Last December, many pundits were predicting a big housing slowdown in the GTA as an oversupply of condos in particular, rising interest rates and slowing demand put a dent in sales and prices.
My view was different. I expected the market to stay strong and prices to hold up — which is what has happened.
By the end of September, 68,909 new and resale homes had changed hands in the GTA, 1,000 units less than the same period last year. But the first half of October was strong — about 20 per cent higher than a year ago. So, it seems that sales for the year will exceed 2012’s 82,200 units.
Average prices are also almost 5 per cent higher than a year ago and there are still bidding wars in many areas, because there are more buyers than listings.
Here’s why this is happening:
1. Low interest rates: Events such as the U.S. “fiscal cliff” crisis, civil war in Syria and instability in the Middle East, have had little impact here. Canada remains an island of stability. Things will only improve as economies in the U.S. and European Union continue to improve. Interest rates may rise a little over the coming year, but the moves are unlikely to have a serious impact on the market.
2. Canada’s appeal to immigrants: We continue to be the envy of the world when it comes to quality of life and the fact that so many cultures and communities can live in harmony. That is why more than 150,000 people come to Ontario each year, with the majority to the GTA. They have to live somewhere.

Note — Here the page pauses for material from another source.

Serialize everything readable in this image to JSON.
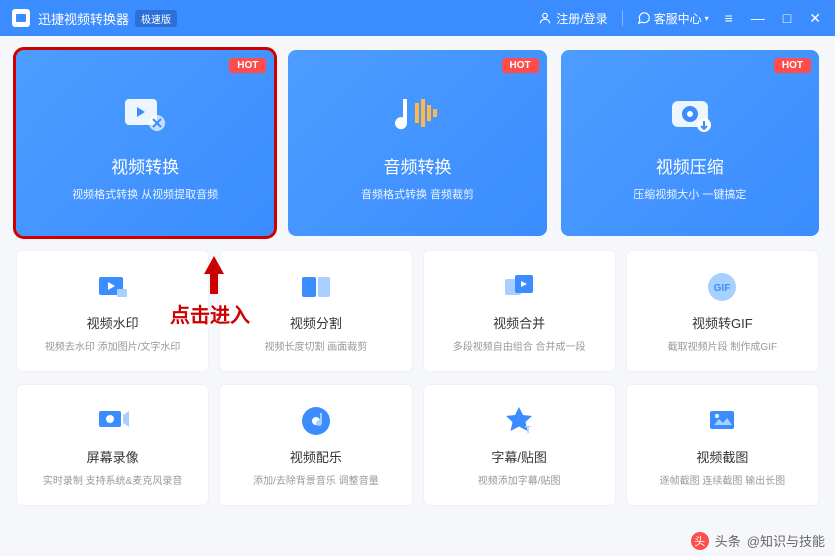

3. Low rental vacancy rates: The Toronto condo market has slowed somewhat, but prices haven’t crashed. The reason is that the vacancy rate for rental condominium units in downtown Toronto is 1.7 per cent. As a result, the average rent for a two-bedroom condominium is about $2,500, which is also the amount an investor needs to carry an average two-bedroom condominium, even if it costs $500,000. If you can carry your condo, you are in no rush to sell or lower your asking price.

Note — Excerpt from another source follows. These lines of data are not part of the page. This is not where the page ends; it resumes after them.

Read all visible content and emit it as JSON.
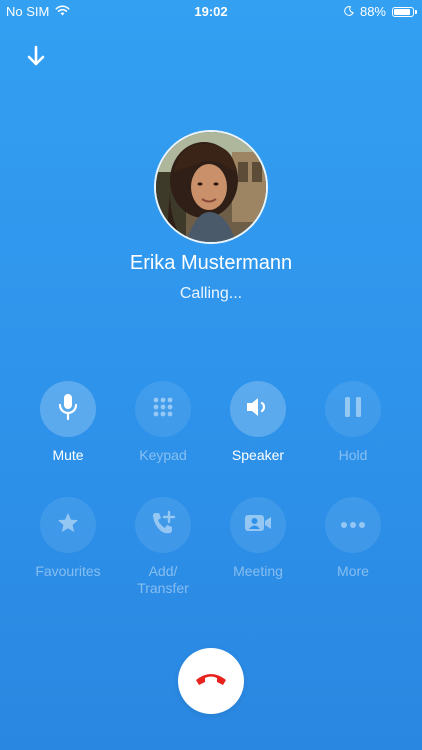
{
  "status_bar": {
    "carrier": "No SIM",
    "time": "19:02",
    "battery_percent": "88%",
    "battery_level": 0.88,
    "icons": [
      "wifi-icon",
      "moon-icon",
      "battery-icon"
    ]
  },
  "call": {
    "caller_name": "Erika Mustermann",
    "status": "Calling..."
  },
  "actions": {
    "mute": {
      "label": "Mute",
      "icon": "microphone-icon",
      "active": true
    },
    "keypad": {
      "label": "Keypad",
      "icon": "keypad-icon",
      "active": false
    },
    "speaker": {
      "label": "Speaker",
      "icon": "speaker-icon",
      "active": true
    },
    "hold": {
      "label": "Hold",
      "icon": "pause-icon",
      "active": false
    },
    "favourites": {
      "label": "Favourites",
      "icon": "star-icon",
      "active": false
    },
    "add_transfer": {
      "label_line1": "Add/",
      "label_line2": "Transfer",
      "icon": "add-call-icon",
      "active": false
    },
    "meeting": {
      "label": "Meeting",
      "icon": "video-meeting-icon",
      "active": false
    },
    "more": {
      "label": "More",
      "icon": "more-dots-icon",
      "active": false
    }
  },
  "colors": {
    "background_top": "#33a0f2",
    "background_bottom": "#2a87e1",
    "hangup_icon": "#e8231e",
    "hangup_button": "#ffffff"
  }
}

Things could get better with a few changes to rules and regulations:
The tighter mortgage rules announced by Ottawa a year ago mean fewer people are qualifying for new homes. Those who do qualify are much less likely to default on their mortgages. This means the CMHC is making more money because it is paying out fewer claims. Why not pass on some of these savings to buyers with lower premiums?
Some sellers who sell homes by themselves are refusing to pay any commission at all — even to the buyer’s real estate agent — believing they can make more money that way. The commission can exceed several thousand dollars on a typical sale.
What these sellers don’t factor in is the fact that the buyers will then have to pay their agent themselves, meaning they’ll offer less money to buy the home.
As the rules stand now, buyers cannot include commissions as part of the mortgage. But if the rules change to include commissions as part of the loan application, more buyers would be able to afford a home.